Un Lun Dun - China Miéville If ever there were a book that screamed “No Brainer” at me, as far as whether or not I would read it, this is it. The blurb on the cover made reference to The Phantom Tollbooth. Another on the back made reference to both Neil Gaiman and Clive Barker, and one on the inside front cover of the book mentioned Lewis Carroll. I mean, that’s a list of my favorite book, one of my favorite writers, and a writer who has continually astounded me with his imagination. How could I pass this one up?

If I had to pick just one of those comparisons, though, to best describe the book, it would have to be Clive Barker. Anyone who’s read his Arabat series is going to find some similarities here. There are some dark moments and some wild creations in Un Lundun, and I found myself thinking of Barker’s imagery during much of the book. I can see some of the comparison to The Phantom Tollbooth (there are some puns come to life throughout the book), but the one to Gaiman is a little less convincing. But regardless, this is still an enjoyable book.

The premise behind the book is that, behind London, there exists a world very much like London, but also very much different from it.

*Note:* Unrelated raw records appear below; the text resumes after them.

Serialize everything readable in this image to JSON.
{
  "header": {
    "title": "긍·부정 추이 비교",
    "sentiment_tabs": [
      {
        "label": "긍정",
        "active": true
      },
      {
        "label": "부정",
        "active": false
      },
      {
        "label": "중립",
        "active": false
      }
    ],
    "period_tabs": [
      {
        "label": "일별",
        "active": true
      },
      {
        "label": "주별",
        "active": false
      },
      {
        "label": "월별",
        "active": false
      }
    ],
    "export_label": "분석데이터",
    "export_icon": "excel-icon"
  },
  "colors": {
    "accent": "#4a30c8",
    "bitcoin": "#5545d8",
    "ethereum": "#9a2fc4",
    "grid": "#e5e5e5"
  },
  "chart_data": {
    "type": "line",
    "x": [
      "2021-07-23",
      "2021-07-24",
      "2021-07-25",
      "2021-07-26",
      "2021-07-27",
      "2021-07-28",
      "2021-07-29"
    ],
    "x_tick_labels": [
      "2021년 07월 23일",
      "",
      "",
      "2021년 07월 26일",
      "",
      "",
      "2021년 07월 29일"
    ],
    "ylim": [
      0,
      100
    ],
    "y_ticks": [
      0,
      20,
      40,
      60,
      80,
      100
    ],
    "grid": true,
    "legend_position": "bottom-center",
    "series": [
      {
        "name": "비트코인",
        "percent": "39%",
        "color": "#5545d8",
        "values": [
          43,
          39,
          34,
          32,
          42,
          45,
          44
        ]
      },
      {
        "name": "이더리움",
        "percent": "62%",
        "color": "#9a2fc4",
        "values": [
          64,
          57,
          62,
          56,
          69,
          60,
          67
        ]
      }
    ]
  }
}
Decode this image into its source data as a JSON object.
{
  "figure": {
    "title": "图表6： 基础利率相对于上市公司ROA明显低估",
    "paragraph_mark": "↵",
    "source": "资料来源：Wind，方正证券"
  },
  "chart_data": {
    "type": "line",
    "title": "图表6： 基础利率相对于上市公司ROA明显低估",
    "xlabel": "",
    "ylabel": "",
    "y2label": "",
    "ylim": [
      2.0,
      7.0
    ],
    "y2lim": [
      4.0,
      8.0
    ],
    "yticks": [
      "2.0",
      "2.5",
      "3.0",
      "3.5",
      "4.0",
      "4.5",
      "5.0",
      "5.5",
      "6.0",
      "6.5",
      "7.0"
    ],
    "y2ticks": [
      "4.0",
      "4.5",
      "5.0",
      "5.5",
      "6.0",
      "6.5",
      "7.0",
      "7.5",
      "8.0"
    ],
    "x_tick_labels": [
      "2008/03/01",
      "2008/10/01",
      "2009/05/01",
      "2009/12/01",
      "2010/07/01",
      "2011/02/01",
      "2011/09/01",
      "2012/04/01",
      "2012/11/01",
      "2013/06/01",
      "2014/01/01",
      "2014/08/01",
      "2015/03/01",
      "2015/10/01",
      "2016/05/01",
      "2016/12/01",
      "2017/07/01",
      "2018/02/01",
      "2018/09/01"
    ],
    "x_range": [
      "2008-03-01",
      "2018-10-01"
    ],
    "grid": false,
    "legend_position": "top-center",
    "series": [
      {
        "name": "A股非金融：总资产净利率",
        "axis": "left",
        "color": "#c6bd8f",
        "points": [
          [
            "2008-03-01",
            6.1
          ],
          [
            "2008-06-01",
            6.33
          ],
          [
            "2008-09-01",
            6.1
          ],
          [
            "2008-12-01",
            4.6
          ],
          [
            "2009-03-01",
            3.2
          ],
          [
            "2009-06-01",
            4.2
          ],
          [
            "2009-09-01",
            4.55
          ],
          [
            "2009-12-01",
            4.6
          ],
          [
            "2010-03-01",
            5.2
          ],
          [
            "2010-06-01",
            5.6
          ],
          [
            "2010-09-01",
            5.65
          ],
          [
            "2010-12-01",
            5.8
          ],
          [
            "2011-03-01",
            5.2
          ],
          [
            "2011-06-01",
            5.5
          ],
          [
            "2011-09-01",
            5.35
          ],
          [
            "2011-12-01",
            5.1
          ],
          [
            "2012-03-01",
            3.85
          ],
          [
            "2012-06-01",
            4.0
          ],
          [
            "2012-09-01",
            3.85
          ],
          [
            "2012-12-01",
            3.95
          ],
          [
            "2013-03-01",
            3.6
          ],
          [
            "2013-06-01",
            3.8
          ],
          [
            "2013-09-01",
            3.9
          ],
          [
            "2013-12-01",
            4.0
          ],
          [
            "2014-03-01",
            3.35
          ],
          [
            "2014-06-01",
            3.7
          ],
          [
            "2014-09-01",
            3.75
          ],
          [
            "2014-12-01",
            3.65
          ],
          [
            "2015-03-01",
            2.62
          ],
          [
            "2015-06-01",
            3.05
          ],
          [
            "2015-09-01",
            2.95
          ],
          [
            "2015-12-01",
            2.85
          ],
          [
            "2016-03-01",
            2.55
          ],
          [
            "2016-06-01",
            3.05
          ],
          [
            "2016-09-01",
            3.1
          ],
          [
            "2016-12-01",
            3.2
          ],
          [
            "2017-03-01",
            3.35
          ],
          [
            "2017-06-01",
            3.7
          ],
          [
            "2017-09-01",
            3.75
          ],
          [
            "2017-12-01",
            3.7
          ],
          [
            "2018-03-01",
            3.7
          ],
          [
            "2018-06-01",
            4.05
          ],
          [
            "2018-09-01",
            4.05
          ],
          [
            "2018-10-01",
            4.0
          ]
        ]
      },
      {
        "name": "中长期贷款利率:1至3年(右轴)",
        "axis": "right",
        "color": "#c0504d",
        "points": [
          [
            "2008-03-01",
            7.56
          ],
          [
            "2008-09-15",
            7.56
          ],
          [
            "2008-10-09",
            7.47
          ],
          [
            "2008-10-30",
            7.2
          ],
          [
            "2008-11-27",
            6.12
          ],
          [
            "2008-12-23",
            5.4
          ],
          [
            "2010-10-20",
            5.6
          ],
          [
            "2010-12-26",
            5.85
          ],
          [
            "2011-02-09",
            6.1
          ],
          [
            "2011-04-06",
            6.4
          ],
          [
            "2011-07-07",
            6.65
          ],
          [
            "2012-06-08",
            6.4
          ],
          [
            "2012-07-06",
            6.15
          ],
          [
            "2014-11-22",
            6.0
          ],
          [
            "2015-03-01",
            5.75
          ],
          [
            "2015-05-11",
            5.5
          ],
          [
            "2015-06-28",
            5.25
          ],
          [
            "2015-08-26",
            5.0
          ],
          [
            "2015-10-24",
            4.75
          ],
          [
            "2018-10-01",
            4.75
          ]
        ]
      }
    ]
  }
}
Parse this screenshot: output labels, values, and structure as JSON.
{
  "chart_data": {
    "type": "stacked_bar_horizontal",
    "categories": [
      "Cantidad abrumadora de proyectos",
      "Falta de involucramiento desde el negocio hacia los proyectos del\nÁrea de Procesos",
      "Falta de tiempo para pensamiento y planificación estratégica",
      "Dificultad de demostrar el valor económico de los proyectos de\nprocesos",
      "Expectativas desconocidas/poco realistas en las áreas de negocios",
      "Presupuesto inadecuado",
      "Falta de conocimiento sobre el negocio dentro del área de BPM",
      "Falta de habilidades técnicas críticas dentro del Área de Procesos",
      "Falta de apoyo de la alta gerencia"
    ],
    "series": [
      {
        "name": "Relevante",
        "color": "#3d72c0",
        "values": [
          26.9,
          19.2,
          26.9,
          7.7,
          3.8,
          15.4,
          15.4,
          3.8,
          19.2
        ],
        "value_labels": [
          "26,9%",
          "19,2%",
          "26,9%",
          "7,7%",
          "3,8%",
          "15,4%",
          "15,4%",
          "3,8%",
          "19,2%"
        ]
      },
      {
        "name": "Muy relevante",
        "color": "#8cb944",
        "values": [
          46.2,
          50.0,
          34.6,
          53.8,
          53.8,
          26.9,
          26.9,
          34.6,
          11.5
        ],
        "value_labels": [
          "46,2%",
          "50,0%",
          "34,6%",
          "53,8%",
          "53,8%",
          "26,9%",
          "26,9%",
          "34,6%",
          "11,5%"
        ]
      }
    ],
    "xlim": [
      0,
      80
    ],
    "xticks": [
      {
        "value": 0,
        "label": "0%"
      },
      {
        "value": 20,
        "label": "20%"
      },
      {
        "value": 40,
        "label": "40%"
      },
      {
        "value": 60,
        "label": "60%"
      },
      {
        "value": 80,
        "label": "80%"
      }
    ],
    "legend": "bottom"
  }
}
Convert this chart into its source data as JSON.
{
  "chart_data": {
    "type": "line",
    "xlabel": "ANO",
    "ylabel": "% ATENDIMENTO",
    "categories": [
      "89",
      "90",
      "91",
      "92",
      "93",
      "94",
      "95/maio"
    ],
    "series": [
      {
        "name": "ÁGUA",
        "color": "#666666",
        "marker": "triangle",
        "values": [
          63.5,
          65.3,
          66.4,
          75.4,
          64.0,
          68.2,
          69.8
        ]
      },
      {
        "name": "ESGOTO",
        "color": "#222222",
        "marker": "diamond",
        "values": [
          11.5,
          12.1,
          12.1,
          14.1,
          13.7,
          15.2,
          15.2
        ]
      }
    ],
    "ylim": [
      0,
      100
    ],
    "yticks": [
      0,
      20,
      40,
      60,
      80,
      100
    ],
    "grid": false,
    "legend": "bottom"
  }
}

There are different ways to pass between the worlds, but suffice it to say, the London side of things is the London that we know over here, while the Unlundun side is where you find the fantastic creatures and the wild magic. Deeba discovers Unlundun when her friend, Zanna, finds her way over there through the help of some strange happenings due to a prophecy that Zanna will be the one to free Unlundun from the tyranny of the Smog. And, just to be clear, the Smog isn’t just smog; it’s the Smog, sentient and powerful and all together nasty. If the Smog gets its way, then all of Unlundun will be under its power, and after then, it will move and try to do the same to regular London.

There is a lot of detail in this book. The author creates fantastic creature, only to have them serve as a counterpoint to other normality, or to only be in the book for a chapter or two. The ideas and imagination can be a little overwhelming, as the author strives to put as much as possible in his book. As a result, the story suffers slightly as he seems to pay more attention to the detail than he does to the characters. The characterization does suffer, but not only from his attention to the setting; the characters sometimes seem superficial and two-dimensional, even as they’re working toward the greater good to save Unlundun. It’s a strange dichotomy, and while it does detract from the overall feel of the story, it doesn’t slow down the process as you read it.

This is primarily a children’s/YA novel, and should be approached as one. Its heavy-handed message and dark overtones make it suitable for readers of any age, but ultimately, it should be viewed as a product of its audience. Nevertheless, readers who like imaginative fiction and creative ideas would not be displeased with the book.